Thread - ReplicationDataReceiverThread: about to throw a ThreadException: pthread_create: Resource temporarily unavailable
I'm still looking into what to do with that (limits look good, 16 CPU, 32 GB server).
However, more concerning is that this server crash caused a whole mess of scheduled jobs to be missed. There is no record of them in any _internal nor _audit logs. They just completely, silently, were skipped.
7.0.4
EDIT: Per the first response below, yes it was the captain. I still wouldn't expect it to lose scheduled events however. Maybe I was too optimistic.
Hi,
Is this search head the "captain"? If not, then scheduled searches on the dead member will be carried out by other member or captain itself. Since, you lost only 1 in a 4 member cluster, scheduled searches should not be affected. HTH!
Per docs,
Role of the captain
The captain is a cluster member and in that capacity it performs the search activities typical of any cluster member, servicing both ad hoc and scheduled searches. If necessary, you can limit the captain's search activities so that it performs only ad hoc searches and not scheduled searches. See Configure the captain to run ad hoc searches only.

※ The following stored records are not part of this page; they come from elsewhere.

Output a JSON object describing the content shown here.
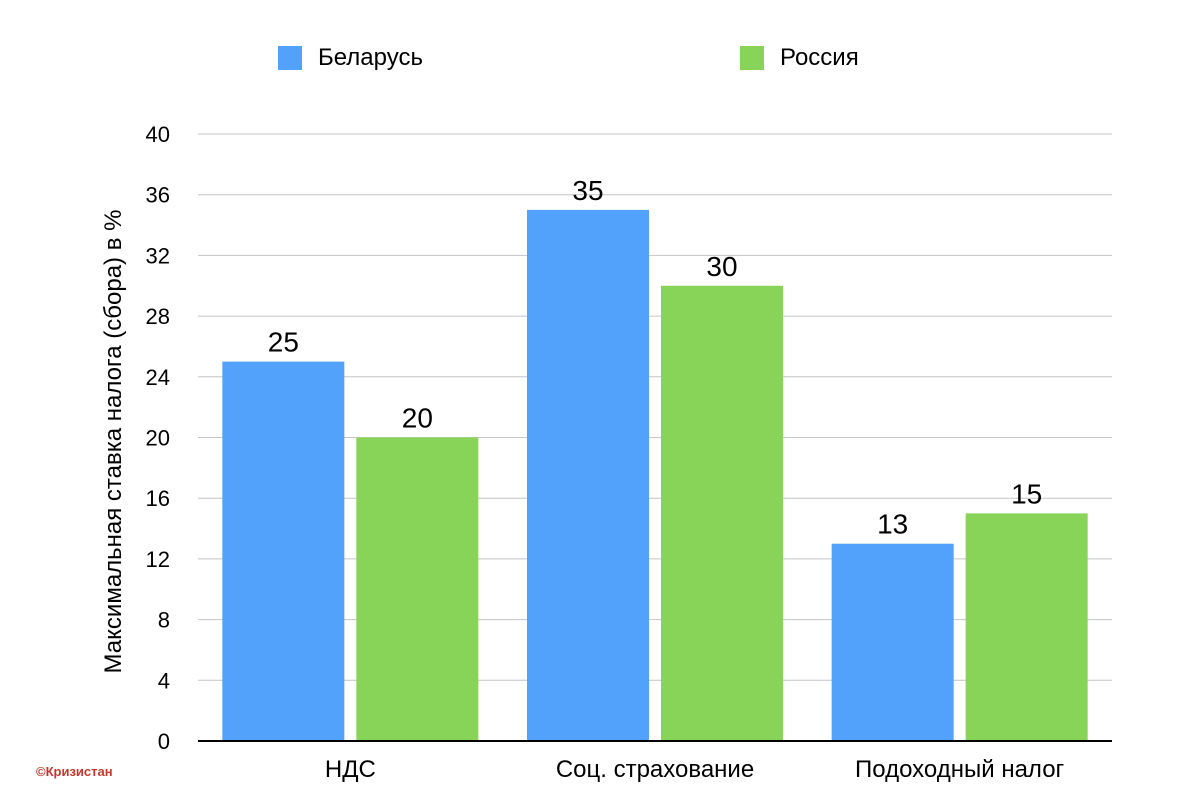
{
  "colors": {
    "belarus": "#52A2FB",
    "russia": "#88D459",
    "grid": "#c4c4c4",
    "axis": "#000000",
    "copyright": "#c0392b"
  },
  "legend": {
    "belarus_label": "Беларусь",
    "russia_label": "Россия"
  },
  "copyright": "©Кризистан",
  "chart_data": {
    "type": "bar",
    "title": "",
    "xlabel": "",
    "ylabel": "Максимальная ставка налога (сбора) в %",
    "ylim": [
      0,
      40
    ],
    "yticks": [
      0,
      4,
      8,
      12,
      16,
      20,
      24,
      28,
      32,
      36,
      40
    ],
    "grid": true,
    "legend_position": "top",
    "categories": [
      "НДС",
      "Соц. страхование",
      "Подоходный налог"
    ],
    "series": [
      {
        "name": "Беларусь",
        "values": [
          25,
          35,
          13
        ]
      },
      {
        "name": "Россия",
        "values": [
          20,
          30,
          15
        ]
      }
    ]
  }
}
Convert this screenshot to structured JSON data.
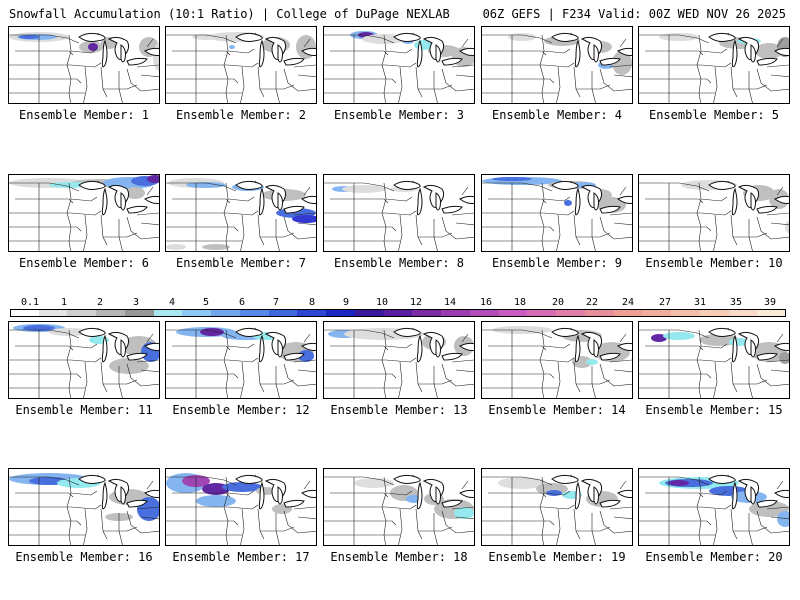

The captain also coordinates activities among all cluster members. Its responsibilities include:
Scheduling jobs. It assigns jobs to members, including itself, based on relative current loads.
Coordinating alerts and alert suppressions across the cluster. The captain tracks each alert but the member running an initiating search fires it.
Tru, it was the captain (verified with index=_internal sourcetype=splunkd shc_captain instance_roles log_level=INFO
), but that's still pretty concerning. One of the benefits of clustering is resiliency. If a server goes down and we (effectively) lose data, I'd say it's failing the resiliency test. I guess I'll need to put together a search that shows which scheduled events were silently punted.
Yes. As soon as captain goes down, remaining members should start the election process. New captain should get votes from members in order to win the election. Run below searches to get some more intel.
I would say start your investigation from the former captain. Look at $SPLUNK_HOME/var/log/splunk/splunkd_stderr.log
to see why splunk crashed.
To see if voting process has initiated and completed, run: index=_internal sourcetype=splunkd SHCRaftConsensus *vote*
If you come across the below message in the results of above query, then start investigating on the server which did not vote (this generally happens when there is a corrupted raft file on the search head).
10-21-2018 04:16:32.558 -0400 INFO SHCRaftConsensus - requestVote done to http://SH:8089 was not OK. Will backoff for certain time
To see if any member has corrupted raft state: index=_internal sourcetype=splunkd ERROR SHCRaftConsensus corrupted
Output of above query:
10-21-2018 03:27:13.711 -0400 ERROR SHCRaftConsensus - failed appendEntriesRequest err: uri=http://SH:8089/services/shcluster/member/consensus/pseudoid/raft_append_entries?output_mode=json, error=500 - \n In handler 'shclustermemberconsensus': Search head clustering: Search head cluster member has a corrupted raft state. to http://SH:8089
Negative, Goatrider. The corrupted search didn't hit. I knew the SHC was the scheduler, but I also thought there was some recovery in place for when the captain died unexpectedly. To a) drop dozens of searches on the floor, and b) provide no indication of this ... hurts. A lot.
SH3 (SHC) went down at 5:58-ish due to reboot (NOC monkey). Raft vote completed and landed on a de-preferred member, SH8 at 5:59:32. By 6:00:25, captaincy had moved to a preferred captain, SH2. When SH3 returned at about 6:00:00, it had bad limits, which caused the error above (pthread) and it died at about 6:30am.
At 6:00:25, cluster had a captain (SH2), which should help taking care of scheduled jobs.
Can you run below search to get details of skipped search, (from an accepted answer😞
index="_internal" sourcetype="scheduler"
| eval scheduled=strftime(scheduled_time, "%Y-%m-%d %H:%M:%S")
| stats values(scheduled) as scheduled
values(savedsearch_name) as search_name
values(status) as status
values(reason) as reason
values(run_time) as run_time
values(dm_node) as dm_node
values(sid) as sid
by _time,savedsearch_name | sort -scheduled
| table scheduled, search_name, status, reason, run_time
Bueno search. But i've been down that road and there were only 4 listed skipped or delegated_remote_error. Sadly the Big Deal(tm) searches that were skipped are not in the scheduler log, skipped, error, or otherwise.